The United States has not published individuals' tax returns since a brief period in the 1920s so it is impossible to know how much wealthy people typically pay in tax.

The tax records published in 2012 by then presidential candidate Mitt Romney were a rare insight into the tax affairs of the wealthy.

The documents revealed he paid an effective federal tax rate of 14% on $14 million of income. That result was largely because of the low tax rate applied to capital gains and dividends – something successive governments had confirmed in the hope that it may stoke business creation-- but not aided by the business structure or potential deductions someone like Trump enjoys.
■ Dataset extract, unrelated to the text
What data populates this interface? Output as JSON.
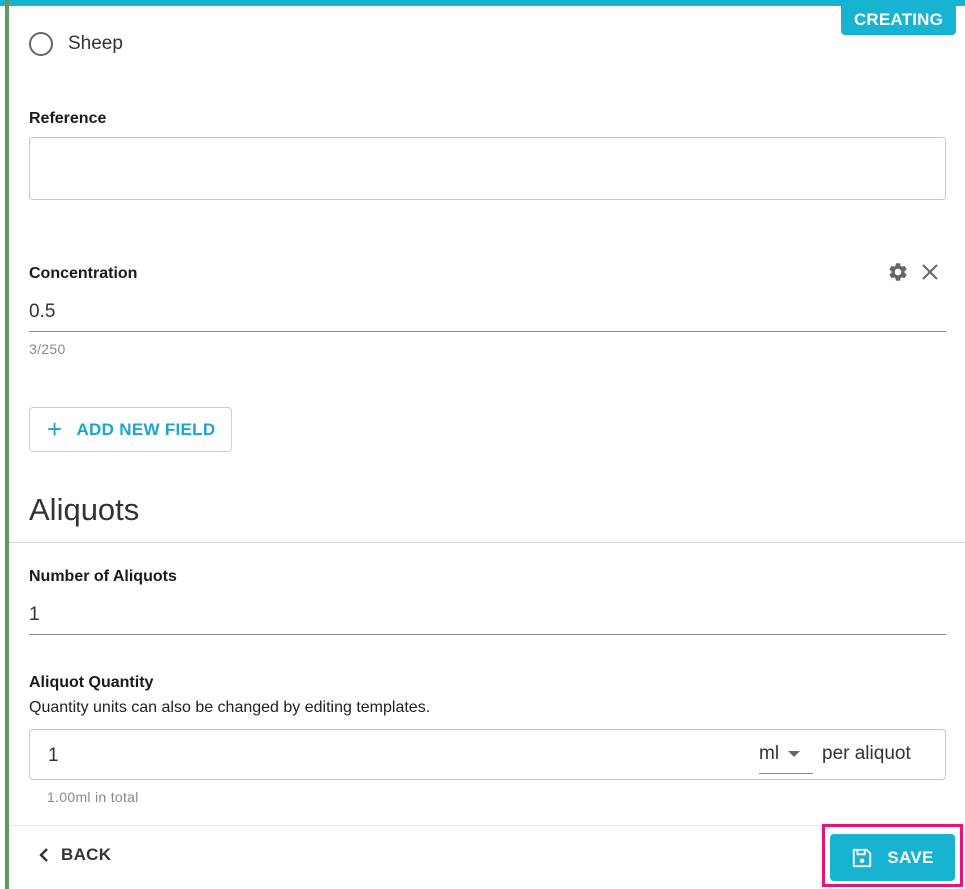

In his financial disclosures since 2016, Trump has reported gains from selling shares and land. Trump has not released his tax documents, bucking a decades-old tradition for U.S. presidential candidates to make their returns public.

Beyond his real estate dealings, another way Trump was reported to reduce his tax bill was by putting personal expenses through his businesses and designating a family estate outside New York City as a business.

Experts said it was not uncommon for wealthy business owners to claim holiday homes or hobby farms were businesses whose running costs should be offset against other income, or that private jet flights for weekends away in Miami were business expenses.

“They are not alone. We see court cases on this in the U.S. every year,” Nellen said.

However, experts said it was impossible to know the extent to which Trump’s zero tax bill was due to generous breaks, tax avoidance – the bending of tax rules to pay less than the law intended – or the fact that he simply did not have a big income across the years involved.

At least several of Trump’s properties have been loss-making in recent years, published accounts and property tax records show. A 2016 Reuters examination of his golf courses found that Trump had invested around $1 billion building a portfolio of assets which were worth as little as half that value.

https://www.reuters.com/investigates/special-report/trump-golf

Trump disputed that estimate.

The Times said Trump was coming under increasing financial pressure due to ongoing losses at some of his businesses and with debt repayments coming due over the next few years.